At 60mph yes, watching out for pylons, towers, etc. But as FFF says, DR navigation will be correspondingly harder because the slow airspeed will give rise to huge wind (heading) corrections, say 30-40 degrees, for typical values of wind aloft, but the poor vis will make it hard to make the corrections.

Also 3000m vis will invariably mean no horizon. In the UK, it is either due to very heavy rain, or (more often) due to haze. In the latter case, you are flying in IMC in all but name. It's like being in an aquarium that hasn't been cleaned for a year.

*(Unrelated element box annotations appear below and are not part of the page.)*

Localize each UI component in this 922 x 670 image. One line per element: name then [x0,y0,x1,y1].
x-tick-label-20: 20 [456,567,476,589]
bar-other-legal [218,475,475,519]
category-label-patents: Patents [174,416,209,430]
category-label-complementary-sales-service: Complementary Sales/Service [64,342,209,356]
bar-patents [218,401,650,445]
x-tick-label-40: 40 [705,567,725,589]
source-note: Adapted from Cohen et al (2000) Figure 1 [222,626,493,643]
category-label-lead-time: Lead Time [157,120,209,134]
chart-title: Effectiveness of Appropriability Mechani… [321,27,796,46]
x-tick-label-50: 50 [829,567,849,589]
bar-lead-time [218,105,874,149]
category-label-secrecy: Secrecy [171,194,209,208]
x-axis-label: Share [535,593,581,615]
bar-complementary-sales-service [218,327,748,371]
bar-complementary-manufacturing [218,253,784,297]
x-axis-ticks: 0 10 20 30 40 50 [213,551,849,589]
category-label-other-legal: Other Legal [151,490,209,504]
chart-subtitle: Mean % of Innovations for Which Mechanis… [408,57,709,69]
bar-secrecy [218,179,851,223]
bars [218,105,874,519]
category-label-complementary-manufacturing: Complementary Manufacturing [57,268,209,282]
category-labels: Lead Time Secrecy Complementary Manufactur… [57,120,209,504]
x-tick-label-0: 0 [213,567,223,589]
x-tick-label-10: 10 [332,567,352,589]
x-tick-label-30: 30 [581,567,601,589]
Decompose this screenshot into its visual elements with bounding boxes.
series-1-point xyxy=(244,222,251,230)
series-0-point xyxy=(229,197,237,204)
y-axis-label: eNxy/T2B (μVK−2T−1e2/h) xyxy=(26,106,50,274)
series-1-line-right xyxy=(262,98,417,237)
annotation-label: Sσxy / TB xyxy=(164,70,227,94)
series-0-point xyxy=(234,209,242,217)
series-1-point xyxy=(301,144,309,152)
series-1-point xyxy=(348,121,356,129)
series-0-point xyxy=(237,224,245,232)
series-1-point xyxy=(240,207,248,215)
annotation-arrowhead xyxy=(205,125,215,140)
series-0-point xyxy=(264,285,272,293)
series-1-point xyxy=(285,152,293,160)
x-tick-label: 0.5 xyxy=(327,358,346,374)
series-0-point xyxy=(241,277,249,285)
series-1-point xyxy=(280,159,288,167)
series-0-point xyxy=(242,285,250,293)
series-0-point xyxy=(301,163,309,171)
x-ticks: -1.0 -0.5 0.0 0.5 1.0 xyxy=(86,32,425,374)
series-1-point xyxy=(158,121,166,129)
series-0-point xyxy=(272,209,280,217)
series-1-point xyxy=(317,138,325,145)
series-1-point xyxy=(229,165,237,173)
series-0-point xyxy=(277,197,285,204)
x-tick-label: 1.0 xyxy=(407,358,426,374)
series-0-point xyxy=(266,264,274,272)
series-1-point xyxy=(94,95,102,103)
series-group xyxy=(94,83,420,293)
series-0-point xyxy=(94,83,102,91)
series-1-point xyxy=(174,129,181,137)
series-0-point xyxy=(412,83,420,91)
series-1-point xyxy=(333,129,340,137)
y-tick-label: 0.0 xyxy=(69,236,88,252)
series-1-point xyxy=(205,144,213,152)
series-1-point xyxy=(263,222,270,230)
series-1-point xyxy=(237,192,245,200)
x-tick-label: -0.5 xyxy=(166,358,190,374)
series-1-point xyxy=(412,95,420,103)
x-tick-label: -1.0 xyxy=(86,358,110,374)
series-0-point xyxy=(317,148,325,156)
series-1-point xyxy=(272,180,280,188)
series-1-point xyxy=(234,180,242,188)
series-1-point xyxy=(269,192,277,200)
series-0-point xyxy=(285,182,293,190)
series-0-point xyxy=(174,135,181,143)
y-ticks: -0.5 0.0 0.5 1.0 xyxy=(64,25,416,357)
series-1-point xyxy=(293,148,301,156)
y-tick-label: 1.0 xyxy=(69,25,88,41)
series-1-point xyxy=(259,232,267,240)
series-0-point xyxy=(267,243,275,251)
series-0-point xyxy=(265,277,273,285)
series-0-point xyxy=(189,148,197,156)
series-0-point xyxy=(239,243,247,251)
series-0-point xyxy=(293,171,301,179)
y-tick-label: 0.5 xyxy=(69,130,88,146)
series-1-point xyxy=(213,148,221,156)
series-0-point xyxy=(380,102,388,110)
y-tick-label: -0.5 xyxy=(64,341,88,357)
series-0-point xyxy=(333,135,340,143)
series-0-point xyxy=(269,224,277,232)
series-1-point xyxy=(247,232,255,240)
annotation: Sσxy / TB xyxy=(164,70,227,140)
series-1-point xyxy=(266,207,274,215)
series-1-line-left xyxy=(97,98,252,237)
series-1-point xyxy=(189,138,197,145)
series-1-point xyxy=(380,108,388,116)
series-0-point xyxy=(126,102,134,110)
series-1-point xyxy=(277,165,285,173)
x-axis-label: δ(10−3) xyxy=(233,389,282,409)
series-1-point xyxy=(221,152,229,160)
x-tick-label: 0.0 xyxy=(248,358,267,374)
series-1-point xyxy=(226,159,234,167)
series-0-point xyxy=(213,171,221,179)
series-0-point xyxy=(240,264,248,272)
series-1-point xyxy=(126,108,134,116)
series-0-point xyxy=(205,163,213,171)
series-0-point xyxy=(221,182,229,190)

From say 3000ft, you can see the surface but only just, so unless you have instrument skills you have to be down (say 500-1000ft) and then you can't see far ahead to navigate.

During my PPL training, I was with an instructor who was a bit of a cowboy. He liked to demonstrate things like stopping the engine totally and gliding (C152). But he taught me a few good things, like flying in 3000m vis in drizzle, low down, between hills, and you quickly realise it's an easy way to die. It's easy to see how getting into that situation quickly becomes a fight to just stay away from terrain. DR nav, with its high workload, will go straight out of the window. If the poor vis is due to rain, there will very likely be low cloud (say OVC007) and then a pilot without instrument skills is stuck between ground and low cloud, with poor vis. I've heard it on the radio a few times and it is quite scary.

Like a lot of things in flying, it's OK in a familiar area, and this is the unstated perspective which a lot of people are writing from. If you did a survey of typical trip radius for 60mph planes, you'd see this

A GPS is the best way to navigate. VOR tracking is also fine (and is sort-of mentioned in the PPL) but if one is low down the reception might not work, so one has to fly higher and then (in 3k vis) you won't see much of the ground so you need reasonable instrument skills. DME reception disappears particularly fast when low down.